This repository contains the code and analysis for a writing assignment in CS328. This course is taken by Prof. Anirban Dasgupta at IITGN. It explores key trends in machine learning research over the past decade using publication data from ICML, NeurIPS, and ICLR.
➤ Paper: writing_assignment_cs328.pdf
hypothesis/– Contains notebooks evaluating each of the four hypothesesds-summary.ipynb– Exploratory data analysis used to support the insightsREADME.md– Project overview.gitignore– Standard ignore file- 'writing_assignment_cs328.pdf' - main submission file.
-
Growth of Industry Research
Hypothesis: Over the years 2017 through 2024, the number of ICML publications authored by industry-affiliated researchers has steadily increased, and by 2024, it has reached approximately one-fourth the number of publications authored by academia-affiliated researchers.

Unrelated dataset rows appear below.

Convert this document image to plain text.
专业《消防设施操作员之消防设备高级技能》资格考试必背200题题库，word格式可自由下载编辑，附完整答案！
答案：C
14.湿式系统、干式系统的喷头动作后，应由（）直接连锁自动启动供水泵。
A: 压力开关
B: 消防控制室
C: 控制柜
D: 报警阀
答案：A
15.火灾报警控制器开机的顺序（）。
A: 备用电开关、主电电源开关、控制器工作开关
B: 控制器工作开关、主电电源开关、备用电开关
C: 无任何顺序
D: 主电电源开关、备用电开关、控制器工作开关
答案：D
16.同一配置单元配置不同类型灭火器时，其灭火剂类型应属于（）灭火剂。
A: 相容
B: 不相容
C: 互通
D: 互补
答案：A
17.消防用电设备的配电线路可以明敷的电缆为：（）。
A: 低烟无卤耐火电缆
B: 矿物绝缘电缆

➤ Notebook:hypothesis/h1.ipynb -
Topic Evolution in NeurIPS Abstracts
Hypothesis: The most common words in the abstracts of NeurIPS papers from 2017–2019 show a noticeable evolution compared to those from 2014–2016, reflecting the rapidly changing landscape of machine learning research in just a few years. While earlier abstracts (2014–2016) commonly referenced statistical/probabilistic learning, clustering, and kernel methods, the later years (2017–2019) exhibit a stronger emphasis on deep learning architectures, reinforcement learning, and emerging trends such as attention mechanisms and adversarial robustness.

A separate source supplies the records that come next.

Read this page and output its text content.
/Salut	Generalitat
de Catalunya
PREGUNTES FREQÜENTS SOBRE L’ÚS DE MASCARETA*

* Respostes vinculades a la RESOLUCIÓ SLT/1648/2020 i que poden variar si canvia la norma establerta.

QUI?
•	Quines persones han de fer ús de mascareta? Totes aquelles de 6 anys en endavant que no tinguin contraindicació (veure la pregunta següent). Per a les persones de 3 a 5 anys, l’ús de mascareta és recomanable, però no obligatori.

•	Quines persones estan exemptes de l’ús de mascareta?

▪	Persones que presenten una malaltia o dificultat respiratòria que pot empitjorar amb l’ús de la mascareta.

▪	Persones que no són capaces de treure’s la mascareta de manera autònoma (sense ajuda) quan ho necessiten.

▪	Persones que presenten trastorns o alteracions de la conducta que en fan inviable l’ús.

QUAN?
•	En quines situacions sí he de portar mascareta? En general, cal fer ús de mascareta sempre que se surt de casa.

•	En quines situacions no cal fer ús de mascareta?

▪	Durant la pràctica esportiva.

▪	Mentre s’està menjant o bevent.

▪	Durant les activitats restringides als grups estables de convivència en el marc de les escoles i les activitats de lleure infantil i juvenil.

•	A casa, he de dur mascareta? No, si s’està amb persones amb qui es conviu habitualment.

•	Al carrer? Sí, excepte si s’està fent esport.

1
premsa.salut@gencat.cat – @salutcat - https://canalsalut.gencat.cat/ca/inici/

➤ Notebook:hypothesis/h2.ipynb -
Interdisciplinary Influence in ML
Hypothesis: The frequency of interdisciplinary terms from domains such as biology, physics, and neuroscience in titles has increased from 2018 to 2024 in ICLR, NeurIPS, and ICML, indicating growing cross-domain influence in ML research.

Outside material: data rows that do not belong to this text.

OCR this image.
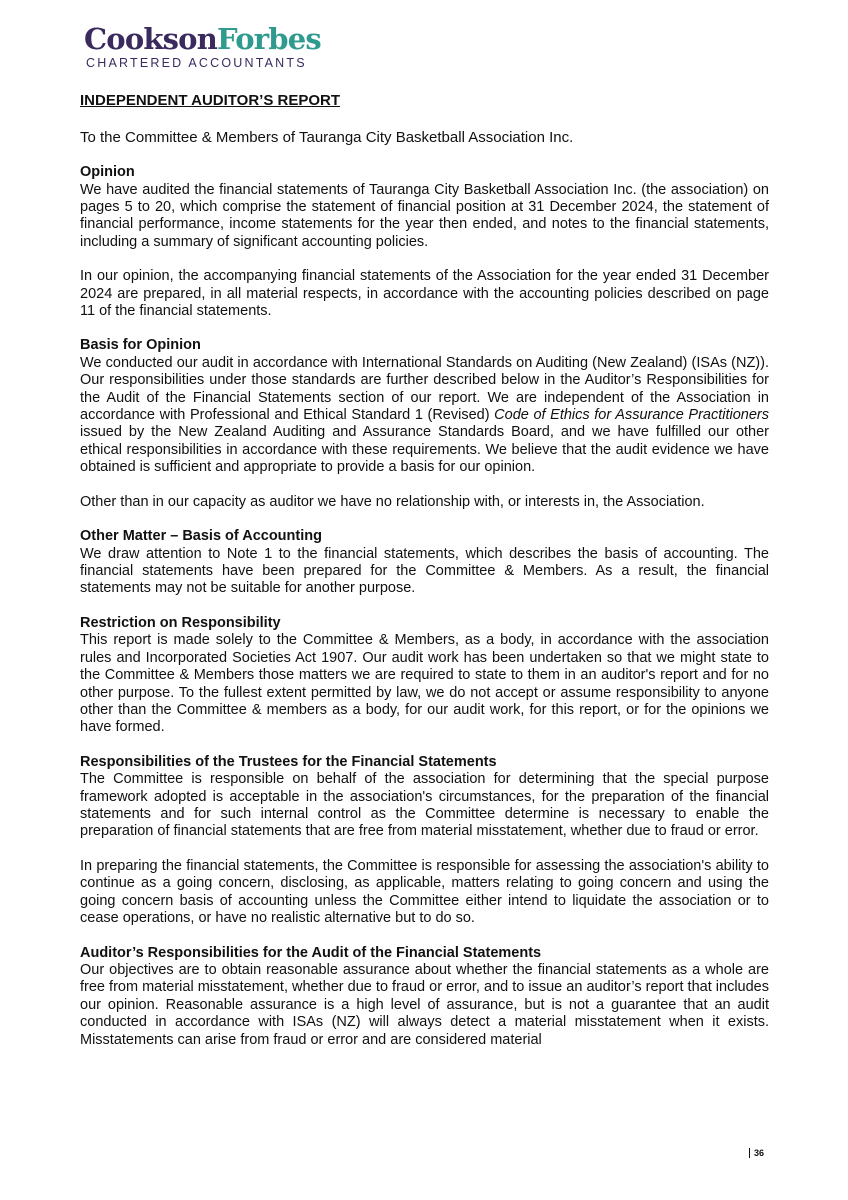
CooksonForbes
CHARTERED ACCOUNTANTS
INDEPENDENT AUDITOR’S REPORT

To the Committee & Members of Tauranga City Basketball Association Inc.

Opinion

We have audited the financial statements of Tauranga City Basketball Association Inc. (the association) on pages 5 to 20, which comprise the statement of financial position at 31 December 2024, the statement of financial performance, income statements for the year then ended, and notes to the financial statements, including a summary of significant accounting policies.

In our opinion, the accompanying financial statements of the Association for the year ended 31 December 2024 are prepared, in all material respects, in accordance with the accounting policies described on page 11 of the financial statements.

Basis for Opinion

We conducted our audit in accordance with International Standards on Auditing (New Zealand) (ISAs (NZ)). Our responsibilities under those standards are further described below in the Auditor’s Responsibilities for the Audit of the Financial Statements section of our report. We are independent of the Association in accordance with Professional and Ethical Standard 1 (Revised) Code of Ethics for Assurance Practitioners issued by the New Zealand Auditing and Assurance Standards Board, and we have fulfilled our other ethical responsibilities in accordance with these requirements. We believe that the audit evidence we have obtained is sufficient and appropriate to provide a basis for our opinion.

Other than in our capacity as auditor we have no relationship with, or interests in, the Association.

Other Matter – Basis of Accounting

We draw attention to Note 1 to the financial statements, which describes the basis of accounting. The financial statements have been prepared for the Committee & Members. As a result, the financial statements may not be suitable for another purpose.

Restriction on Responsibility

This report is made solely to the Committee & Members, as a body, in accordance with the association rules and Incorporated Societies Act 1907. Our audit work has been undertaken so that we might state to the Committee & Members those matters we are required to state to them in an auditor's report and for no other purpose. To the fullest extent permitted by law, we do not accept or assume responsibility to anyone other than the Committee & members as a body, for our audit work, for this report, or for the opinions we have formed.

Responsibilities of the Trustees for the Financial Statements

The Committee is responsible on behalf of the association for determining that the special purpose framework adopted is acceptable in the association's circumstances, for the preparation of the financial statements and for such internal control as the Committee determine is necessary to enable the preparation of financial statements that are free from material misstatement, whether due to fraud or error.

In preparing the financial statements, the Committee is responsible for assessing the association's ability to continue as a going concern, disclosing, as applicable, matters relating to going concern and using the going concern basis of accounting unless the Committee either intend to liquidate the association or to cease operations, or have no realistic alternative but to do so.

Auditor’s Responsibilities for the Audit of the Financial Statements

Our objectives are to obtain reasonable assurance about whether the financial statements as a whole are free from material misstatement, whether due to fraud or error, and to issue an auditor’s report that includes our opinion. Reasonable assurance is a high level of assurance, but is not a guarantee that an audit conducted in accordance with ISAs (NZ) will always detect a material misstatement when it exists. Misstatements can arise from fraud or error and are considered material

36
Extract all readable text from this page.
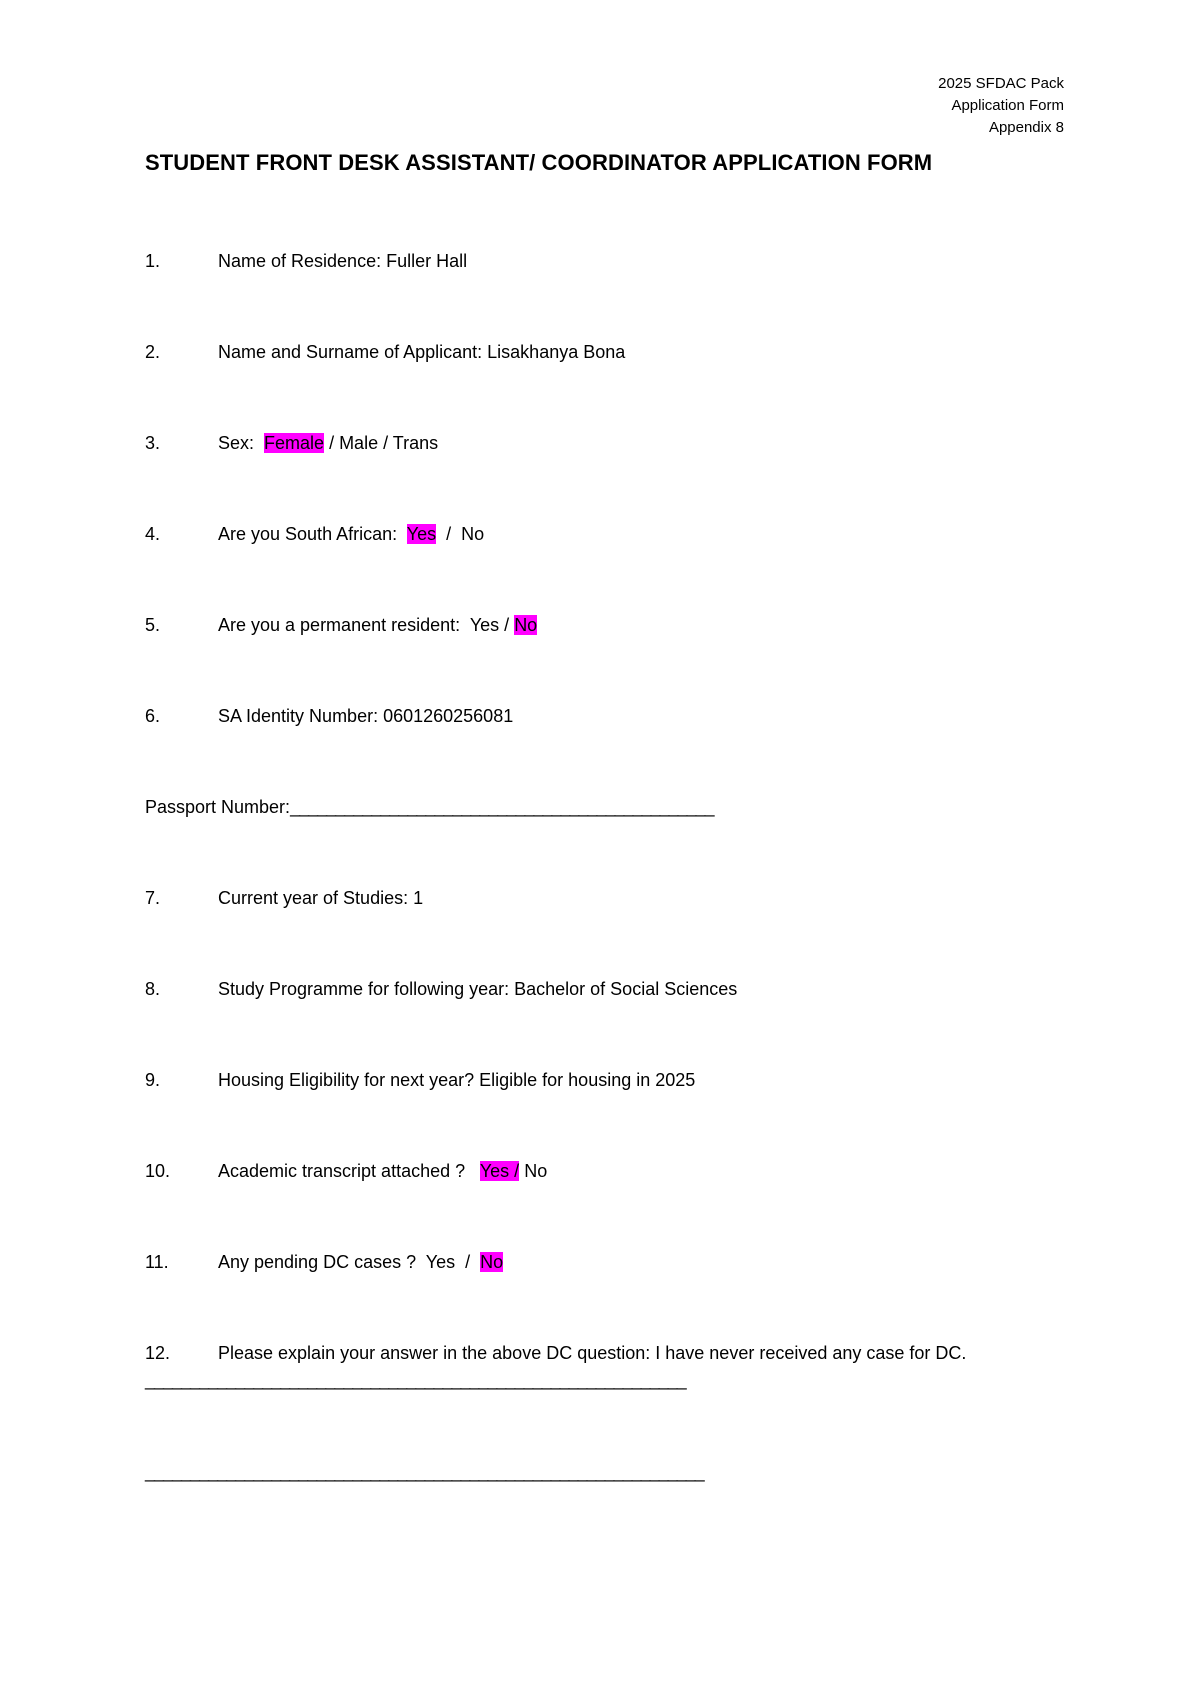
2025 SFDAC Pack
Application Form
Appendix 8
STUDENT FRONT DESK ASSISTANT/ COORDINATOR APPLICATION FORM
1.	Name of Residence: Fuller Hall
2.	Name and Surname of Applicant: Lisakhanya Bona
3.	Sex:  Female / Male / Trans
4.	Are you South African:  Yes  /  No
5.	Are you a permanent resident:  Yes / No
6.	SA Identity Number: 0601260256081
Passport Number:_______________________________________________
7.	Current year of Studies: 1
8.	Study Programme for following year: Bachelor of Social Sciences
9.	Housing Eligibility for next year? Eligible for housing in 2025
10.	Academic transcript attached ?   Yes / No
11.	Any pending DC cases ?  Yes  /  No
12.	Please explain your answer in the above DC question: I have never received any case for DC.
____________________________________________________________
______________________________________________________________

➤ Notebook:hypothesis/h4.ipynb -
Regional and Institutional Research Focus
Hypothesis: Between 2018 and 2024, paper titles from US, China, and Corporate affiliations in ICLR and ICML disproportionately emphasize different machine learning subfields, revealing regional and institutional specialization in research focus. Specifically, titles from US institutions are more likely to highlight areas such as Fairness, Causal Inference, and Graph Learning; Chinese institutions tend to focus on Federated Learning, Semi-supervised Learning, and Adversarial Attacks; while Corporate-affiliated papers (e.g., from Google, Meta, Microsoft) emphasize topics like Large Language Models, Self-supervised Learning, and Optimization.
➤ Notebook:hypothesis/h5.ipynb
This repository is for academic purposes only.